What’s it like inside the mind of a depressed person? You might expect nothing. Flatness. Hollowness. The most hopeless numbness. If that’s the case, buckle up! William Kurelek is going to take us for a ride. This Canadian artist was 26 years old when he painted The Maze, a fascinating, multilayered journey through one man’s memories, fears, worries and haunting perceptions. The insight and introspection that went into this piece are at a level that no psychiatrist could ever have dreamt of from one of their patients. Because, as it turns out, Kurelek painted this artwork while being treated for depression and schizophrenia at the Maudsley Hospital in London. As a result, the painting reveals itself more as self-analysis than an artistic endeavor, without losing or compromising its powerful and compelling visual impact.

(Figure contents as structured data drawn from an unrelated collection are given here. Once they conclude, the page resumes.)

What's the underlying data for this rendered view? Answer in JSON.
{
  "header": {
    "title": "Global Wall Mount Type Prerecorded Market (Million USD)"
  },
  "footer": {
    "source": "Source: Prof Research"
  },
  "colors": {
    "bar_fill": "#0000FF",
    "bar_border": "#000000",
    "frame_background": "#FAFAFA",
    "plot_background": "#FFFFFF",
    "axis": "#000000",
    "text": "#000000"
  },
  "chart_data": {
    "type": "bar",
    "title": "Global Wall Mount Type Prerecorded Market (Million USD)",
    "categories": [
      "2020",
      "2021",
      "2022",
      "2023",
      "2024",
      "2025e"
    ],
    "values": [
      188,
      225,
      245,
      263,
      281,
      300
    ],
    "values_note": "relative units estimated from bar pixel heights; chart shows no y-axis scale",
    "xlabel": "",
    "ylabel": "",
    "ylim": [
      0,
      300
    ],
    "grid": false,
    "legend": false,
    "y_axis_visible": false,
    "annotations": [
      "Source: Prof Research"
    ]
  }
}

It’s also obvious that Kurelek wanted to impress the staff at the Maudsley Hospital by showing how acutely self-aware he was of his condition. It’s enough just to read his description of the painting and how he explains the symbolism behind each vignette that makes up this intricate composition to realize that he was, in fact, translating into visual language the product of his therapy sessions. We are very lucky to have this roadmap at all, for without it we would get just as stuck in this maze of thoughts and fears as he was.

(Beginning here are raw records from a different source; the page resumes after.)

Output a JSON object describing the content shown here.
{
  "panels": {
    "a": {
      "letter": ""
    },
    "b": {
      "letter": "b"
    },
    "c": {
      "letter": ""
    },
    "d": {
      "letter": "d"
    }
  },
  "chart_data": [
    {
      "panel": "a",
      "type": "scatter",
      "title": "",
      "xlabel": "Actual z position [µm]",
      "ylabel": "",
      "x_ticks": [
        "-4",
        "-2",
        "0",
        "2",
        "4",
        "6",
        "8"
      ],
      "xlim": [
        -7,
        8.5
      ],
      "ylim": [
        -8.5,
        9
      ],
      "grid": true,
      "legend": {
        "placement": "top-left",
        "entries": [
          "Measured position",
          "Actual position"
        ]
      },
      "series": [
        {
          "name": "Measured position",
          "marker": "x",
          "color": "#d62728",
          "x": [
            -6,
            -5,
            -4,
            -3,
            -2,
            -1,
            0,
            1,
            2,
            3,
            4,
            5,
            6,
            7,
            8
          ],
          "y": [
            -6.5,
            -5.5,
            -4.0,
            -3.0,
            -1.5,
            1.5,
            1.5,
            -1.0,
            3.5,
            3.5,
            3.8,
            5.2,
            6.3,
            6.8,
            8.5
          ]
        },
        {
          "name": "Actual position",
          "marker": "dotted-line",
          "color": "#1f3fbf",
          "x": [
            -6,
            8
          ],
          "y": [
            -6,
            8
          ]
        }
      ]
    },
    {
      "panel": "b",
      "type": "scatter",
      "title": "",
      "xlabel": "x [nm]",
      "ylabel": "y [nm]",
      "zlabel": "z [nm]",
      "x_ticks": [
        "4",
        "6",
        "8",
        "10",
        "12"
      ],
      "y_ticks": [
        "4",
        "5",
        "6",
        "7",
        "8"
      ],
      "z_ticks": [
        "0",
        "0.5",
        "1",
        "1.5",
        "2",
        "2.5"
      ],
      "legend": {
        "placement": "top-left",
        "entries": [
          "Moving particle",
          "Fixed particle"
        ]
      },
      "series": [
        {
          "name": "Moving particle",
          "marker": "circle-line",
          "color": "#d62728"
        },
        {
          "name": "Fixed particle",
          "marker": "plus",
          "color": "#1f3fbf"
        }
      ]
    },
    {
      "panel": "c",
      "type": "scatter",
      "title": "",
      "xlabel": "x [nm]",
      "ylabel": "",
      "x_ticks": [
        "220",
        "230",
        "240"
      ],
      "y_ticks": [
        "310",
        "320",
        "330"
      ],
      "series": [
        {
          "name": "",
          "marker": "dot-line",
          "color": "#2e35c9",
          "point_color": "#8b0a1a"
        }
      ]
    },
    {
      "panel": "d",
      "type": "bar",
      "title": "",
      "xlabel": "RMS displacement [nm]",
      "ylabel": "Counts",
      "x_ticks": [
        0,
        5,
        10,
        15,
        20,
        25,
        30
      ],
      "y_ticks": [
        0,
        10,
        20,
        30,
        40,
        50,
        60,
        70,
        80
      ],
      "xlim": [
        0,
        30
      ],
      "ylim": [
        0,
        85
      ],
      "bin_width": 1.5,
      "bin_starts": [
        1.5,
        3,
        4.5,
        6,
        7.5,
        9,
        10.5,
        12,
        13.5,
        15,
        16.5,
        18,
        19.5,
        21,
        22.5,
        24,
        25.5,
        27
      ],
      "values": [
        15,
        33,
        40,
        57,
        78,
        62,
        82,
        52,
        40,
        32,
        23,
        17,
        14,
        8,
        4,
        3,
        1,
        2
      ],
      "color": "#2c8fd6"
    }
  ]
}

The painting shows the skull of the artist split in two, as he lies on the ground, in a wheat field. The first half of the skull takes up much of the composition, and it’s presented as a maze, reminiscent of a dollhouse, in which Kurelek’s personal, political, religious and cultural concerns are displayed in highly intricate vignettes. At the very center, we can see a white rat, completely immobilized and unable to escape the maze of misery. It’s not even trying. The rat is the artist’s soul animal, as he explained it. And if you follow the red ribbon, at the top of the painting, this will lead you to the second half of the skull, barely visible in the far right.

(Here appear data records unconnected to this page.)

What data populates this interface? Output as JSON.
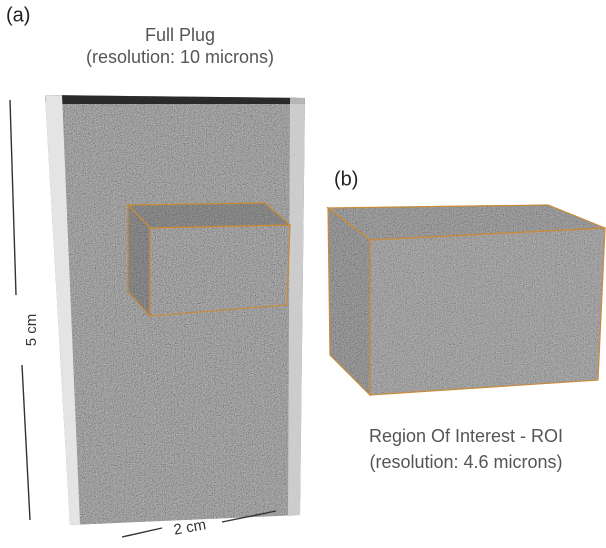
{
  "panel_a": {
    "label": "(a)",
    "title": "Full Plug",
    "subtitle": "(resolution: 10 microns)",
    "height_label": "5 cm",
    "width_label": "2 cm"
  },
  "panel_b": {
    "label": "(b)",
    "title": "Region Of Interest - ROI",
    "subtitle": "(resolution: 4.6 microns)"
  }
}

Kurelek identified himself – and this skull representation – with the inside of a Hollow Man. This is a direct reference to T.S. Eliot’s The Hollow Men, which draws parallels between the poem and the artist’s self-awareness and perception that he was a broken, lost soul. In light of this, the poem’s famous last lines (This is the way the world ends/Not with a bang, but with a whimper) amplify the paralysis and pain in which the white rat finds itself in Kurelek’s painting.
Of all the vignettes that the artist presents, I have found most endearing the ones about his relationship with the opposite sex. In one of them, he couples the fear of bullying and being beaten up by other boys with being ridiculed by girls. In another one, a merry-go-round of rag dolls symbolizes his lack of coordination and talent for dancing, which must have been a debilitating factor during the dreaded school dances. Last but not least, a bull galloping towards a cow in heat represents the artist’s fear of the animal side in him when it came to sex. I’m sure many of us can relate to these apprehensions and anxieties, though we might not be as self-aware about our own internal landscape. And now I’ll leave you with this interactive website that will help you further explore the painting.
Oh, and you’ll be pleased to know that Kurelek eventually escaped his maze, as his 1971 painting Out of the Maze attests.